The loan write-offs are invariably made good through unconscionable charges levied on customers, and the recapitalisation of banks by the exchequer—that is our money. Meanwhile real interest on bank deposits have turned negative and are below the inflation rate. And yet, since bank deposits represent the savings of the middle-class and the affluent, our political establishment does not care about their issues. 
What is worse, the bailout of public sector entities by the exchequer now extends to insurance companies as well. The union cabinet has just cleared a Rs12,450 crore bailout of three public sector general insurance companies. How long can the taxpayers of India bear the burden of dubious lending practices? 
Customers’ Distress
From the customer perspective, especially senior citizens, a fragile banking system leads to fears of institutional failure and the threat to their life savings, the bank deposits.  They are also concerned about a slew of ever increasing charges that are extracted for what used to be covered under routine banking services. Another issue is poor grievance redress, especially for victims of technology fraud (when they are not at fault) or mis-selling of bad financial products and insurance by bank relationship managers. 
These fears got exacerbated after Mr Shaktikanta Das’s speech on 11th July at a State Bank of India (SBI).
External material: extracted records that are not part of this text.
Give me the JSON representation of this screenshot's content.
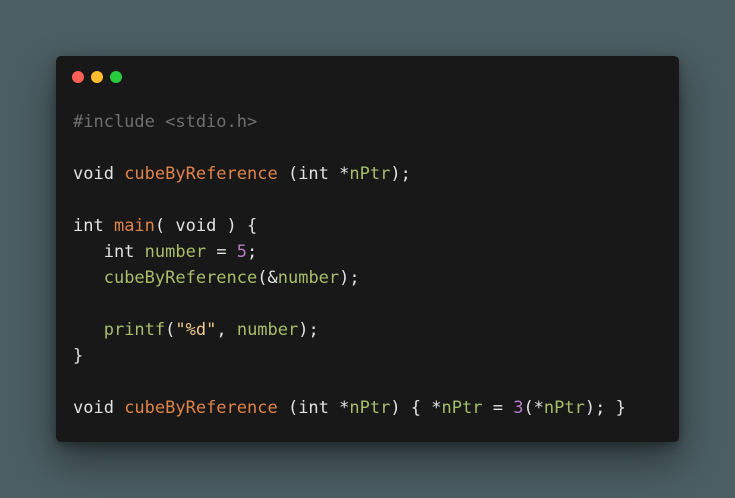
{
  "window": {
    "controls": {
      "close_color": "#ff5f56",
      "minimize_color": "#ffbd2e",
      "maximize_color": "#27c93f"
    }
  },
  "code": {
    "language": "c",
    "lines": [
      [
        {
          "t": "#include <stdio.h>",
          "k": "comment"
        }
      ],
      [],
      [
        {
          "t": "void ",
          "k": "plain"
        },
        {
          "t": "cubeByReference",
          "k": "fn"
        },
        {
          "t": " (int *",
          "k": "plain"
        },
        {
          "t": "nPtr",
          "k": "ident"
        },
        {
          "t": ");",
          "k": "plain"
        }
      ],
      [],
      [
        {
          "t": "int ",
          "k": "plain"
        },
        {
          "t": "main",
          "k": "fn"
        },
        {
          "t": "( void ) {",
          "k": "plain"
        }
      ],
      [
        {
          "t": "   int ",
          "k": "plain"
        },
        {
          "t": "number",
          "k": "ident"
        },
        {
          "t": " = ",
          "k": "plain"
        },
        {
          "t": "5",
          "k": "number"
        },
        {
          "t": ";",
          "k": "plain"
        }
      ],
      [
        {
          "t": "   ",
          "k": "plain"
        },
        {
          "t": "cubeByReference",
          "k": "ident"
        },
        {
          "t": "(&",
          "k": "plain"
        },
        {
          "t": "number",
          "k": "ident"
        },
        {
          "t": ");",
          "k": "plain"
        }
      ],
      [],
      [
        {
          "t": "   ",
          "k": "plain"
        },
        {
          "t": "printf",
          "k": "ident"
        },
        {
          "t": "(",
          "k": "plain"
        },
        {
          "t": "\"%d\"",
          "k": "string"
        },
        {
          "t": ", ",
          "k": "plain"
        },
        {
          "t": "number",
          "k": "ident"
        },
        {
          "t": ");",
          "k": "plain"
        }
      ],
      [
        {
          "t": "}",
          "k": "plain"
        }
      ],
      [],
      [
        {
          "t": "void ",
          "k": "plain"
        },
        {
          "t": "cubeByReference",
          "k": "fn"
        },
        {
          "t": " (int *",
          "k": "plain"
        },
        {
          "t": "nPtr",
          "k": "ident"
        },
        {
          "t": ") { *",
          "k": "plain"
        },
        {
          "t": "nPtr",
          "k": "ident"
        },
        {
          "t": " = ",
          "k": "plain"
        },
        {
          "t": "3",
          "k": "number"
        },
        {
          "t": "(*",
          "k": "plain"
        },
        {
          "t": "nPtr",
          "k": "ident"
        },
        {
          "t": "); }",
          "k": "plain"
        }
      ]
    ]
  }
}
Shocks to the financial system dubbed as ‘once in a lifetime events’ seem to be more frequent than even ‘once in a decade’, said the RBI governor, while also pointing out that the Covid pandemic “may result in higher non-performing assets and capital erosion of banks”. 
At the same conclave, he promised a ‘resolution’ of the fraud-hit Punjab and Maharashtra Cooperative Bank (PMC Bank) but said he needed “legislative backing to have some kind of a resolution corporation”. This suggests a revival of the Financial Sector Development and Regulation (Resolution) Bill, 2019, the details of which Moneylife had scooped in December 2019. The bill promises to eliminate a ‘systemic vacuum’ by creating a framework for resolution of financially distressed entities through a Resolution Authority (RA) and has yet to be introduced in parliament. 
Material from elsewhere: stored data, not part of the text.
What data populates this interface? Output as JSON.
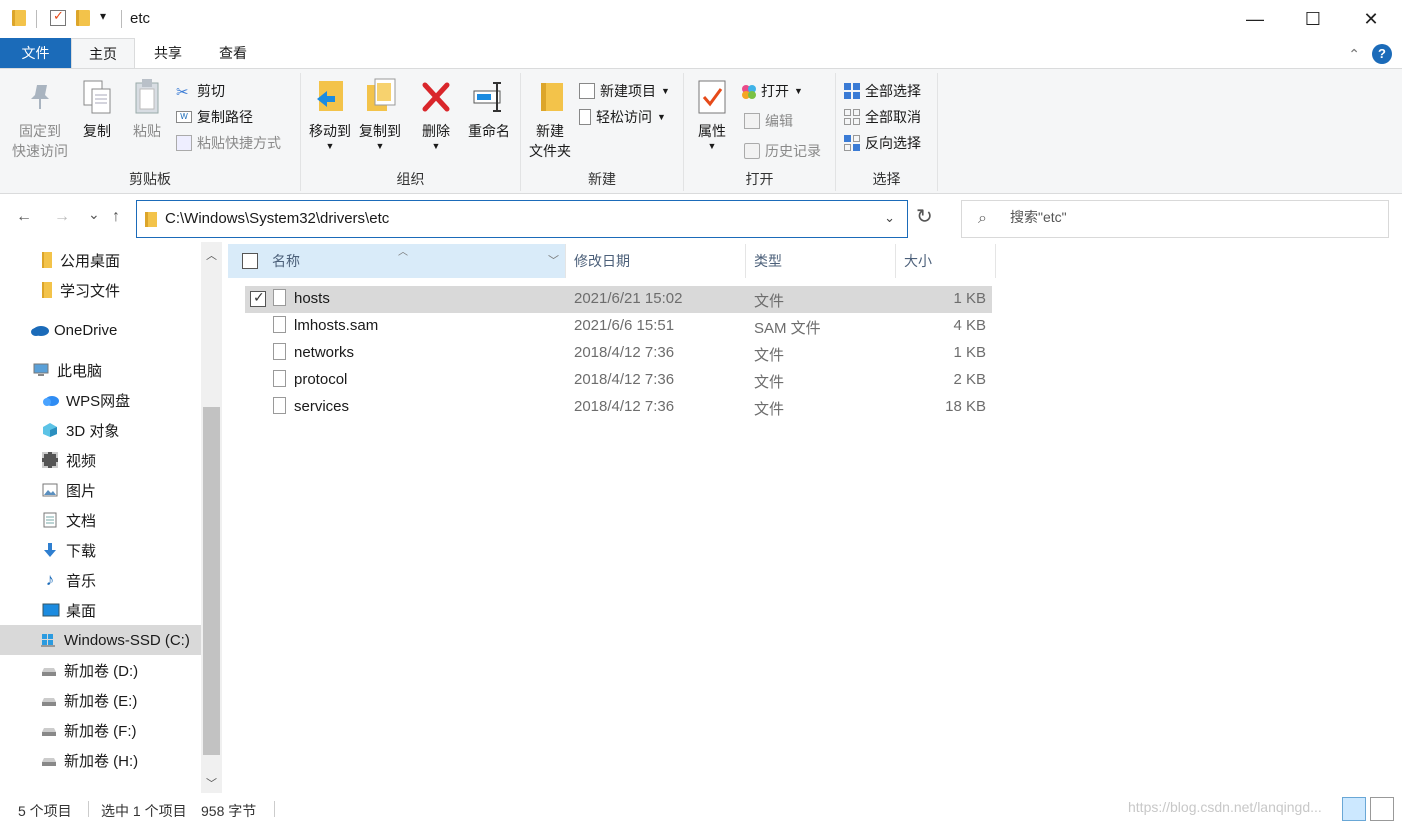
{
  "window": {
    "title": "etc",
    "minimize": "—",
    "maximize": "☐",
    "close": "✕",
    "qat_dropdown": "▾"
  },
  "ribbon_tabs": {
    "file": "文件",
    "home": "主页",
    "share": "共享",
    "view": "查看",
    "collapse": "⌃",
    "help": "?"
  },
  "ribbon": {
    "clipboard": {
      "label": "剪贴板",
      "pin_line1": "固定到",
      "pin_line2": "快速访问",
      "copy": "复制",
      "paste": "粘贴",
      "cut": "剪切",
      "copy_path": "复制路径",
      "paste_shortcut": "粘贴快捷方式"
    },
    "organize": {
      "label": "组织",
      "move_to": "移动到",
      "copy_to": "复制到",
      "delete": "删除",
      "rename": "重命名"
    },
    "new": {
      "label": "新建",
      "new_folder_line1": "新建",
      "new_folder_line2": "文件夹",
      "new_item": "新建项目",
      "easy_access": "轻松访问"
    },
    "open": {
      "label": "打开",
      "properties": "属性",
      "open": "打开",
      "edit": "编辑",
      "history": "历史记录"
    },
    "select": {
      "label": "选择",
      "select_all": "全部选择",
      "select_none": "全部取消",
      "invert": "反向选择"
    }
  },
  "address": {
    "path": "C:\\Windows\\System32\\drivers\\etc",
    "back": "←",
    "forward": "→",
    "recent": "⌄",
    "up": "↑",
    "dropdown": "⌄",
    "refresh": "↻",
    "search_placeholder": "搜索\"etc\""
  },
  "nav_pane": {
    "items": [
      {
        "label": "公用桌面",
        "icon": "folder-icon"
      },
      {
        "label": "学习文件",
        "icon": "folder-icon"
      },
      {
        "label": "OneDrive",
        "icon": "onedrive-icon"
      },
      {
        "label": "此电脑",
        "icon": "this-pc-icon"
      },
      {
        "label": "WPS网盘",
        "icon": "wps-cloud-icon"
      },
      {
        "label": "3D 对象",
        "icon": "3d-objects-icon"
      },
      {
        "label": "视频",
        "icon": "videos-icon"
      },
      {
        "label": "图片",
        "icon": "pictures-icon"
      },
      {
        "label": "文档",
        "icon": "documents-icon"
      },
      {
        "label": "下载",
        "icon": "downloads-icon"
      },
      {
        "label": "音乐",
        "icon": "music-icon"
      },
      {
        "label": "桌面",
        "icon": "desktop-icon"
      },
      {
        "label": "Windows-SSD (C:)",
        "icon": "windows-drive-icon"
      },
      {
        "label": "新加卷 (D:)",
        "icon": "drive-icon"
      },
      {
        "label": "新加卷 (E:)",
        "icon": "drive-icon"
      },
      {
        "label": "新加卷 (F:)",
        "icon": "drive-icon"
      },
      {
        "label": "新加卷 (H:)",
        "icon": "drive-icon"
      }
    ]
  },
  "file_list": {
    "columns": {
      "name": "名称",
      "date": "修改日期",
      "type": "类型",
      "size": "大小"
    },
    "rows": [
      {
        "name": "hosts",
        "date": "2021/6/21 15:02",
        "type": "文件",
        "size": "1 KB",
        "selected": true
      },
      {
        "name": "lmhosts.sam",
        "date": "2021/6/6 15:51",
        "type": "SAM 文件",
        "size": "4 KB",
        "selected": false
      },
      {
        "name": "networks",
        "date": "2018/4/12 7:36",
        "type": "文件",
        "size": "1 KB",
        "selected": false
      },
      {
        "name": "protocol",
        "date": "2018/4/12 7:36",
        "type": "文件",
        "size": "2 KB",
        "selected": false
      },
      {
        "name": "services",
        "date": "2018/4/12 7:36",
        "type": "文件",
        "size": "18 KB",
        "selected": false
      }
    ]
  },
  "status": {
    "item_count": "5 个项目",
    "selection": "选中 1 个项目",
    "size": "958 字节",
    "watermark": "https://blog.csdn.net/lanqingd..."
  },
  "colors": {
    "accent": "#1b6bb9",
    "ribbon_bg": "#f5f6f7",
    "selection": "#d9d9d9",
    "folder": "#f3c34a"
  }
}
The RA will indeed give RBI much needed flexibility, but until we see proof of significantly improved supervision (which the governor also promised), the spectre of institutional failure remains. Here again, the governor said that the new FSDR bill has eliminated the dreaded ‘bail-in’ provision that led to a nationwide furore in 2017 when a previous version of the bill was introduced in parliament. It was eventually withdrawn in August 2018. 
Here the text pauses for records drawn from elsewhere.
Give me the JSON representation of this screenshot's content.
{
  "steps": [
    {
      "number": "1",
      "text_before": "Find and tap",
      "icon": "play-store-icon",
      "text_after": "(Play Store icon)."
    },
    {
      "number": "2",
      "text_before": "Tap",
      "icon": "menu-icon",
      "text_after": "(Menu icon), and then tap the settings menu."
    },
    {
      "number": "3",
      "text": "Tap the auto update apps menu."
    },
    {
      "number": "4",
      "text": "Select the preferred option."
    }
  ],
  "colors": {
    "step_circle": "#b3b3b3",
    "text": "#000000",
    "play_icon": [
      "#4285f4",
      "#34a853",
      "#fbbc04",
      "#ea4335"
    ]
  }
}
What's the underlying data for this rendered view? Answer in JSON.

The governor is technically correct. Instead of an explicit ‘bail in’ provision, the new bill empowers the RA to “cancel or modify’ the failed institution’s liabilities barring those covered by deposit insurance. Although deposit insurance cover has been increased to Rs five lakhs (up from Rs one lakh), this will remain a matter of concern for savers, especially senior citizens who live on interest earned on term deposits. 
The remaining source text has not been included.